• Resolved Aslan French

    (@thedonquixotic)


    I installed TinyMCE Custom Styles to make it easier for me to apply styles when I am writing blog posts. After developing my custom theme locally I deployed it to my host.

    After deploying it, I decided to add caching using W3 Total Cache plugin. For some reason, my admin panel is now loading my shared-styles.css file and applying the styles not just the the parts contained within the post, but everything outside of it too, making it almost impossible to read some parts of the website.

    So what am I supposed to do here? Why is the shared styles being loaded like this on the admin side?

    The page I need help with: [log in to see the link]

Viewing 3 replies - 1 through 3 (of 3 total)
  • Plugin Author Tim Reeves

    (@tim-reeves)

    Hi David,

    perhaps the problem is not due to the Cache plugin, but a misconception:

    The shared style sheet file is enqueued to be included on frontend pages (via the usual <link> tag in the <head> area) using the standard WordPress function wp_enqueue_style.

    So, as with most other stylesheets, the statements in it will automatically apply to the whole HTML page. What you need to do, is to define class names which will not collide with any already in use by the theme – and never define styles for html elements without a limiting class name which would apply to all elements of that tag type.

    Bad: li { font-size: 2em; }
    Good: li.jlbig { font-size: 2em; }

    Hope this helps, let me know.

    Tim

    • This reply was modified 7 years, 2 months ago by Tim Reeves.
    Plugin Author Tim Reeves

    (@tim-reeves)

    An afterthought after re-reading your post:

    You mention that styles are being applied to the backend of WordPress?

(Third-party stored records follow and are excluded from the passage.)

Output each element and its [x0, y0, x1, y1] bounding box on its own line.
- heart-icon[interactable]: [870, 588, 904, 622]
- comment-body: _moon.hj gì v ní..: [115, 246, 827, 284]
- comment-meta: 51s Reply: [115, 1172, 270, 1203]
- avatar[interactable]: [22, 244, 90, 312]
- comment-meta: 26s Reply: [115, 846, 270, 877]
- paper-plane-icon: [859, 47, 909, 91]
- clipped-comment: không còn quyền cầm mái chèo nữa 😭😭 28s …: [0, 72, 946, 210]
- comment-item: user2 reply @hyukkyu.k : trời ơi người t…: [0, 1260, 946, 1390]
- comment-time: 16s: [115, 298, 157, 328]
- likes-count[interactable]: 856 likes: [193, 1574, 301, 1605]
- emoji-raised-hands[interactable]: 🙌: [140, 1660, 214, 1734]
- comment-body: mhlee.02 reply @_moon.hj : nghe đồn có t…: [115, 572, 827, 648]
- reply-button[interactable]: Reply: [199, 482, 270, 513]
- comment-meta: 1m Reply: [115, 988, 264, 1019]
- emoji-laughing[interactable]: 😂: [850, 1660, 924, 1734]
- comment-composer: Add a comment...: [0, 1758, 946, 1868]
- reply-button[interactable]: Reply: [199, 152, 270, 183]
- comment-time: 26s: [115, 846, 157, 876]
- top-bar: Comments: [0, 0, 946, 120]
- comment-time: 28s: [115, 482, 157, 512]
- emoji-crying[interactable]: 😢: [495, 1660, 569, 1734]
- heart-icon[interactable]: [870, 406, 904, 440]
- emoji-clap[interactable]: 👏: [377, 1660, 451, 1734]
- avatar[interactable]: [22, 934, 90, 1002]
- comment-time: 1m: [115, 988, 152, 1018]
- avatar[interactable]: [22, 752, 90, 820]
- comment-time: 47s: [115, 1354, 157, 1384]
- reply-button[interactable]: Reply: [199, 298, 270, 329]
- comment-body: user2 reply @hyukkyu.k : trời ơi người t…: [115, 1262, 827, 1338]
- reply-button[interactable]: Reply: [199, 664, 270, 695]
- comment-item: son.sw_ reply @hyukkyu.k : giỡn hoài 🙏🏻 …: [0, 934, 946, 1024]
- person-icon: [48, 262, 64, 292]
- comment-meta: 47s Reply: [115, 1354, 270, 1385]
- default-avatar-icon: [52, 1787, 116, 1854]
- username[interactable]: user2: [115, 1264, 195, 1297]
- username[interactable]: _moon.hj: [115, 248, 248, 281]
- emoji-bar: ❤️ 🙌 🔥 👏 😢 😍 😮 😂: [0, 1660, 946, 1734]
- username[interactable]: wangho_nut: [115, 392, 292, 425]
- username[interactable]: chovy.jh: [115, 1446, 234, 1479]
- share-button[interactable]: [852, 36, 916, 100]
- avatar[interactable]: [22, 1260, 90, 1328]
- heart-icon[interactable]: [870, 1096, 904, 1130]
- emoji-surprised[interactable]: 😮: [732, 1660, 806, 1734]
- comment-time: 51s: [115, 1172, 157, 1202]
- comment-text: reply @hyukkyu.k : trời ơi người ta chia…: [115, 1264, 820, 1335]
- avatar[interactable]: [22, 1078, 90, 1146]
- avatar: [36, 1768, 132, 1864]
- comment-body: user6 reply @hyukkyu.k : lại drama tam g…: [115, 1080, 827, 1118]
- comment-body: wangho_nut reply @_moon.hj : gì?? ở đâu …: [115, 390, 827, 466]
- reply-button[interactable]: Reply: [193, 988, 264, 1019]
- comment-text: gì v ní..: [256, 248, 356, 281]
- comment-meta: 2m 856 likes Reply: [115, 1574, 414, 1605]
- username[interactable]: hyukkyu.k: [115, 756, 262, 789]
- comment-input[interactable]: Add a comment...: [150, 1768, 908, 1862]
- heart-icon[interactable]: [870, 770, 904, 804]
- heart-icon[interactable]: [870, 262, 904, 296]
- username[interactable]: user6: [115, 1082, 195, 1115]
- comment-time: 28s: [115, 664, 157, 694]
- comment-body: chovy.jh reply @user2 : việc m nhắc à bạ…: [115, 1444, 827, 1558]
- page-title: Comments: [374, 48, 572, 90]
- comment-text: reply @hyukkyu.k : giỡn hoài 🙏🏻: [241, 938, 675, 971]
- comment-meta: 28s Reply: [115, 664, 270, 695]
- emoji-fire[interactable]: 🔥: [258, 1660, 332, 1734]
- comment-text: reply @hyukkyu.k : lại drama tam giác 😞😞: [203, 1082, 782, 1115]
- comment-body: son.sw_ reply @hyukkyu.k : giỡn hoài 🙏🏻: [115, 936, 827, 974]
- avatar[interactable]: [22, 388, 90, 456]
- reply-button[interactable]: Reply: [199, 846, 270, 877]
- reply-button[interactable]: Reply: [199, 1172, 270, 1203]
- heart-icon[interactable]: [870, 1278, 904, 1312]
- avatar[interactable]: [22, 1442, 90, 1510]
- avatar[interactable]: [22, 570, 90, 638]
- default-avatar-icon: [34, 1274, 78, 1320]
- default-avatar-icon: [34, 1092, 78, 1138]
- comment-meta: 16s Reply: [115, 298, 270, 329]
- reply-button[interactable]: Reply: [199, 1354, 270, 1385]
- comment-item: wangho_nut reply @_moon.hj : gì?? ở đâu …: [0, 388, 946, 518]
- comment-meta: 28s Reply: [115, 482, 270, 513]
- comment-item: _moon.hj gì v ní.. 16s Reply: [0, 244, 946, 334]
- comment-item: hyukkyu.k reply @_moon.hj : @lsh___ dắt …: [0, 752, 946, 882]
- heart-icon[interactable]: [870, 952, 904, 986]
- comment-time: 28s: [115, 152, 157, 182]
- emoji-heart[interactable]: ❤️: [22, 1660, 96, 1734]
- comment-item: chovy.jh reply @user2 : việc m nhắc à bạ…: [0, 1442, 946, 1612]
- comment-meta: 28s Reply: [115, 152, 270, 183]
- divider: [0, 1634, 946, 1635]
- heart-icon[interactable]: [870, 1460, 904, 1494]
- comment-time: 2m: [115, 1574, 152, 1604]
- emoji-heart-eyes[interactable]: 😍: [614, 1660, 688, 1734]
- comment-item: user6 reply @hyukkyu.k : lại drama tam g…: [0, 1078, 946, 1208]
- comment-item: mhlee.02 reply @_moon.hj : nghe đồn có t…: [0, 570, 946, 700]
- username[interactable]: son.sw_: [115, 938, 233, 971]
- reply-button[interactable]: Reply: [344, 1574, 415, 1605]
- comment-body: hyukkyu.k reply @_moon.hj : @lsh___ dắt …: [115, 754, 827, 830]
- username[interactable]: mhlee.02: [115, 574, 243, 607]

That sounds like a problem with the cache plugin.

    Both stylesheets are passed to tinyMCE by calling: add_filter(‘mce_css’, …)

    What this causes to happen is that they are linked in to the HTML document which is the source for an <iframe>, which is the editing area of tinyMCE. So there is no (normal) way that they could also apply to the main HTML backend page. If they are, then something has gone severly amiss, and I can only suggest that you debug the actual output page and see what is happening.

    Cheers,

    Tim

    Thread Starter Aslan French

    (@thedonquixotic)

    Hey @tim-reeves Thank you for responding! The issue turned out to be me enqueueing my styles wrong. I was enqueuing them but not registering them so it was applying the styles to all pages regardless of if the person was front or backend side.

    Also I was wondering what the compatibility with the plugin is with Gutenberg? I’m thinking about switching just because my editor experience has been kind of meh recently, and was thinking it might be good to early adopt before it ships in 5. But also love your plugin and don’t want to use that functionality!